Predict Through UDF in SQL

This section explains how to run the prediction model from the Exasol native environment in the SQL development tool.

The model can be deployed using a UDF that dynamically executes R code. This is similar to what is described in Train and Predict in Exasol, except for the way you get the data from the database via the context object ctx.

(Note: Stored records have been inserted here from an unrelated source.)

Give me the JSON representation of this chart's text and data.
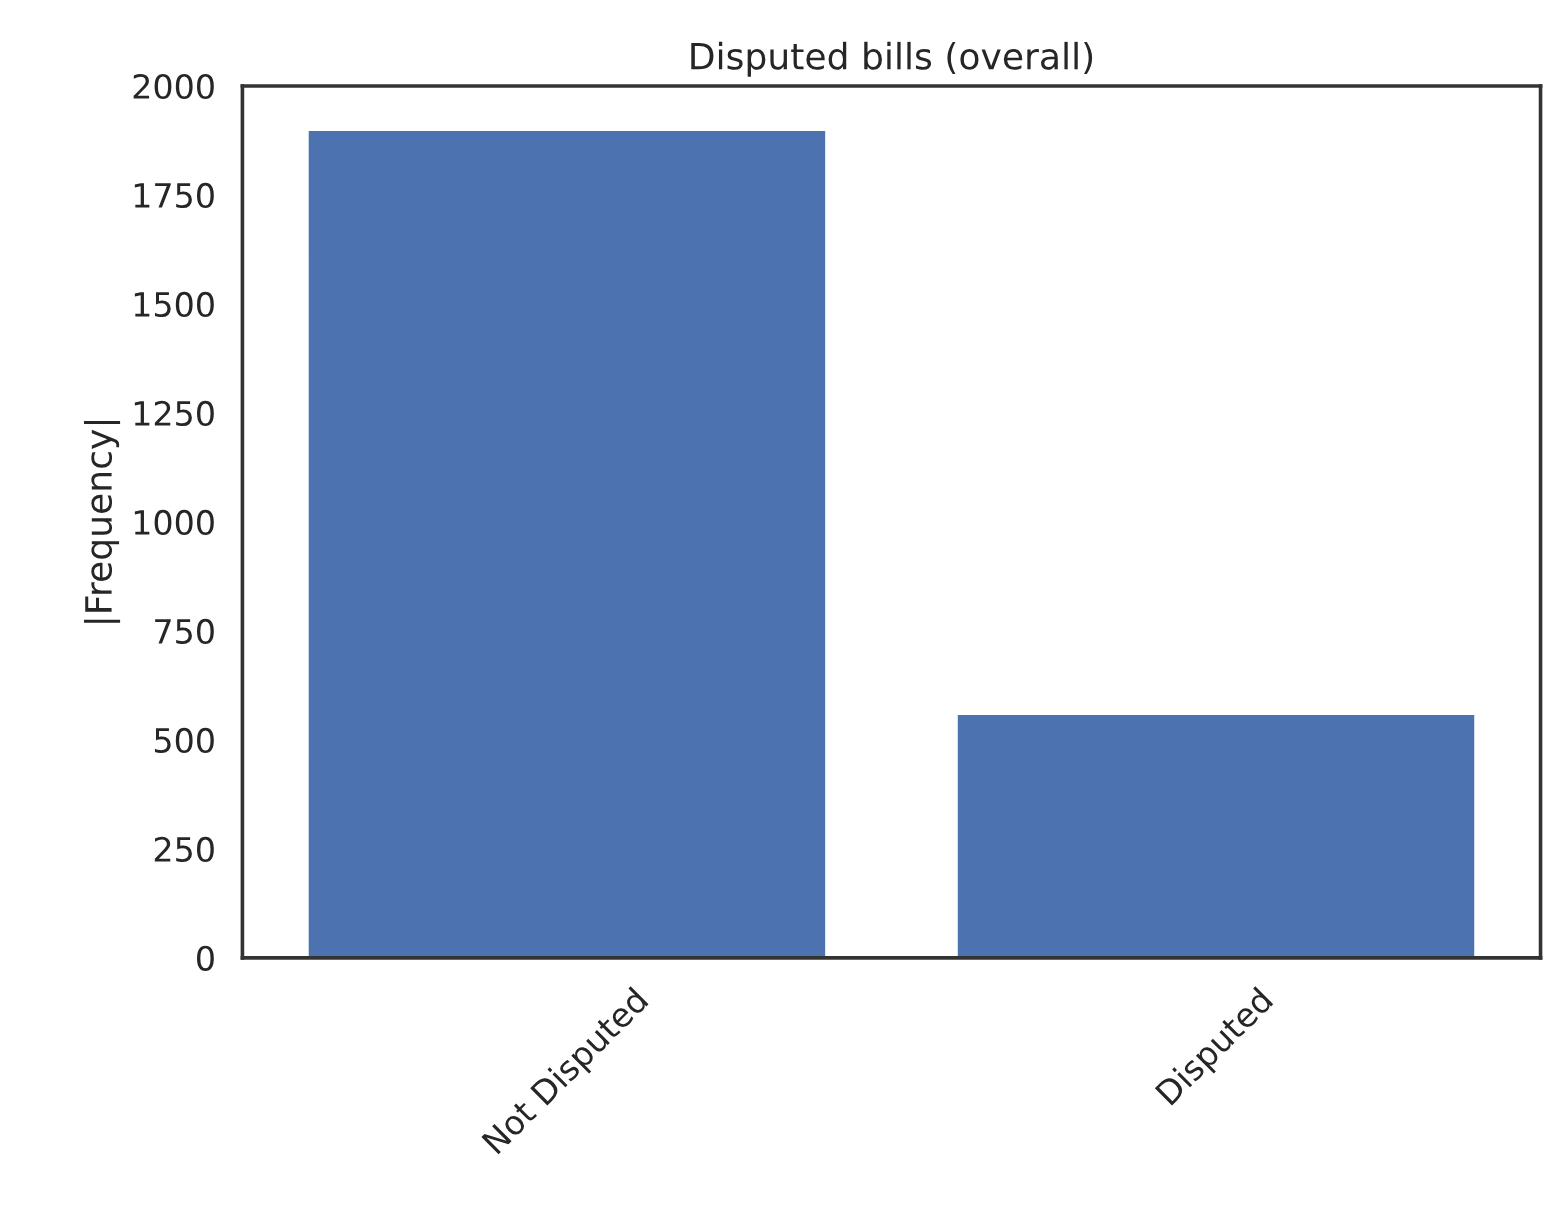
{
  "chart_data": {
    "type": "bar",
    "title": "Disputed bills (overall)",
    "ylabel": "|Frequency|",
    "categories": [
      "Not Disputed",
      "Disputed"
    ],
    "values": [
      1900,
      560
    ],
    "color": "#4c72b0",
    "ylim": [
      0,
      2000
    ],
    "yticks": [
      0,
      250,
      500,
      750,
      1000,
      1250,
      1500,
      1750,
      2000
    ],
    "grid": false,
    "legend": false
  }
}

For more details on R UDFs, see R.

-- 1. Create prediction function
CREATE OR REPLACE R SET SCRIPT r_demo.predict3(...) EMITS (id INT, RealValue DOUBLE, Prediction DOUBLE) AS

# Load library
library(randomForest)

# Get number of columns
numCols <- exa$meta$input_column_count

# Create empty list with length numCols
l = vector("list", numCols)

run <- function(ctx) {

  # Load the model from the bucket
  rf_model = readRDS("/buckets/bucketfs1/bucket1/rf_model")

  # ...or depending on the file type
  #load("/buckets/bucketfs1/bucket1/rf_model.dat")

  # Split input into modest sized chunks, this can be adjusted for memory consumption
  repeat{
    if (!ctx$next_row(1000000))
        break

  # Populate list with data columns
  for (i in 1:numCols){

        l[[i]] <- ctx[[i]]()

  }

  # Convert to data.frame for modeling
  df = as.data.frame(l)

  # Set the column names

  # From the model object, note: model/scenario specific
  # the_colnames <- names(rf_model$forest$xlevels)
  # colnames(df) = the_colnames

  # Assign manually, note: not dynamic
  # Note: case sensitive when using double quotes
  colnames(df) <- c("id", "crim", "zn", "indus", "chas", "nox", "rm",
  "age", "dis", "rad", "tax", "ptratio", "b", "lstat", "medv", "split")

  # Get predictions
  prediction   <- predict(rf_model, newdata = df)

  # Output ids, real values and predicted ones
  ctx$emit(df$id, df$medv, prediction)
  }
}
/

-- 2. Run prediction function
SELECT r_demo.predict3(id,crim, zn, indus, chas, nox, rm, age, dis, rad, tax, ptratio, b, lstat, medv, split)
FROM   r_demo.boston_housing
WHERE  split = 'Test'
GROUP  BY IPROC()         -- Node number for data locality
        , MOD(ROWNUM, 5) -- Number of processes per node
ORDER  BY id;

The UDFs you created are saved in your schema and can be accessed using an SQL client.